With these three mechanisms, RPC can be implemented as follows:
// Client 1\. Maps this Call to a Call ID. This assumes the simplest string as the Call ID method 2\. Serializes the Call ID argument. You can directly package their values in binary form 3\. Send the packets from 2 to ServerAddr using the network transport layer 4\. Wait for the server to return result 5\. If the server call is successful, deserialize the result. // Server 1\. Maintains a local mapping of Call ID to function pointer call_id_map 2\. Wait for request 3\. To get a request, deserialize its packet to get Call ID 4\. By looking in call_id_map, we get the corresponding function pointer 5\. After deserializing the arguments, the Multiply function is called locally, resulting in 6\. Serialized results are returned to the Client over the networkCopy the code
Therefore, to achieve an RPC framework, in fact, only need to follow the above process is basically completed.
Among them:
- Call ID mappings can use function strings directly or integer ids. A mapping table is generally just a hash table.
- Serialization Deserialization can be written yourself, or it can be done using something like Hession.
- The network transport library can write its own socket, or use Netty and so on.
Of course, there are some details that can be filled in, such as how to handle network errors, how to prevent attacks, how to do traffic control, and so on. But with the architecture above, these can be added continuously.

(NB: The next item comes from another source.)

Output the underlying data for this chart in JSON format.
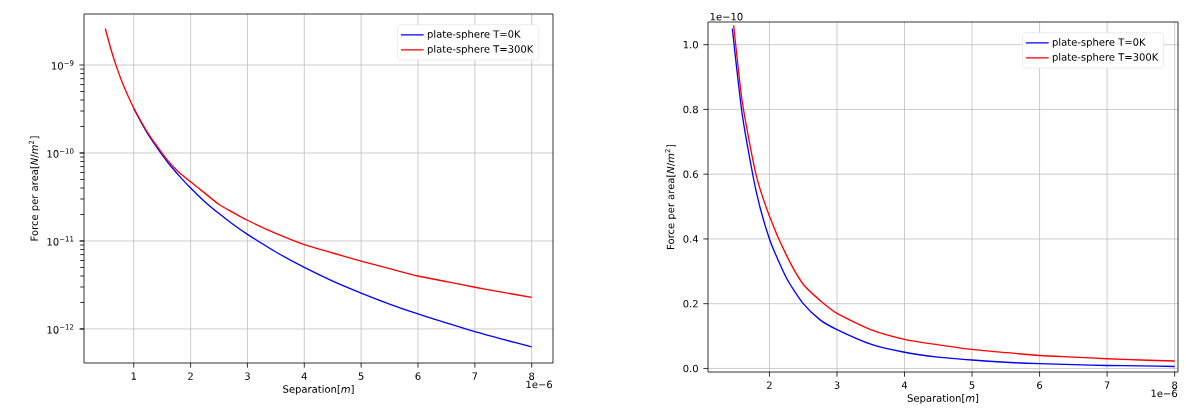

The previous blog on TCP transport, serialization, and deserialization has been written in detail for those who are interested.
Microservice invocation
In a microservice architecture, many services need to be invoked to complete a function. How services call each other becomes a key issue in microservices architecture.

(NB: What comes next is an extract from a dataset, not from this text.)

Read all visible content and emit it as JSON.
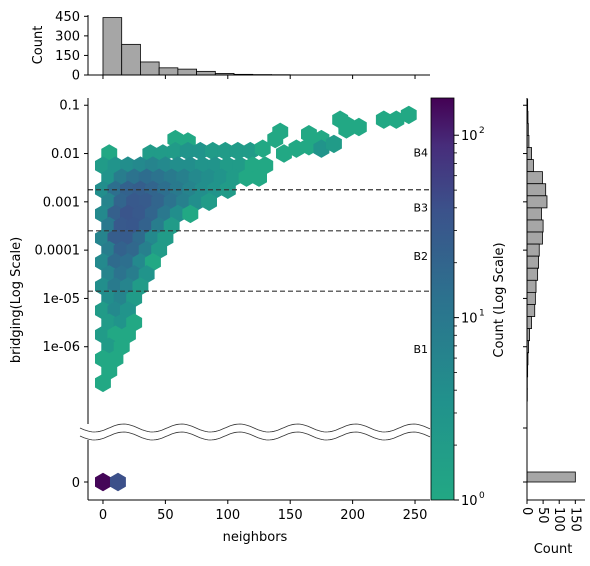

There are two ways of service invocation: one is RPC; The other is an event-driven approach, that is, sending messages.
The RPC mode can be divided into synchronous RPC call mode and asynchronous RPC call mode. The selection principle is as follows:
- If the upstream calls to an RPC interface do not need to care about the return value of the interface, then asynchronous RPC calls can be used. That is, the downstream does not need to process the request in real time after receiving it. The downstream immediately returns the result of successful processing to the upstream.
- If the return value of the RPC interface is dependent, that is, the downstream server needs to process and return the result immediately, the synchronous RPC call mode is adopted.
Both asynchronous RPC mode and asynchronous messaging mode implement asynchronous invocation of services. What is the difference between the two?
In most cases, the two can be used interchangeably. However, asynchronous RPC calls focus on one-to-one single point communication, while asynchronous messaging is more suitable for one-to-many broadcast calls.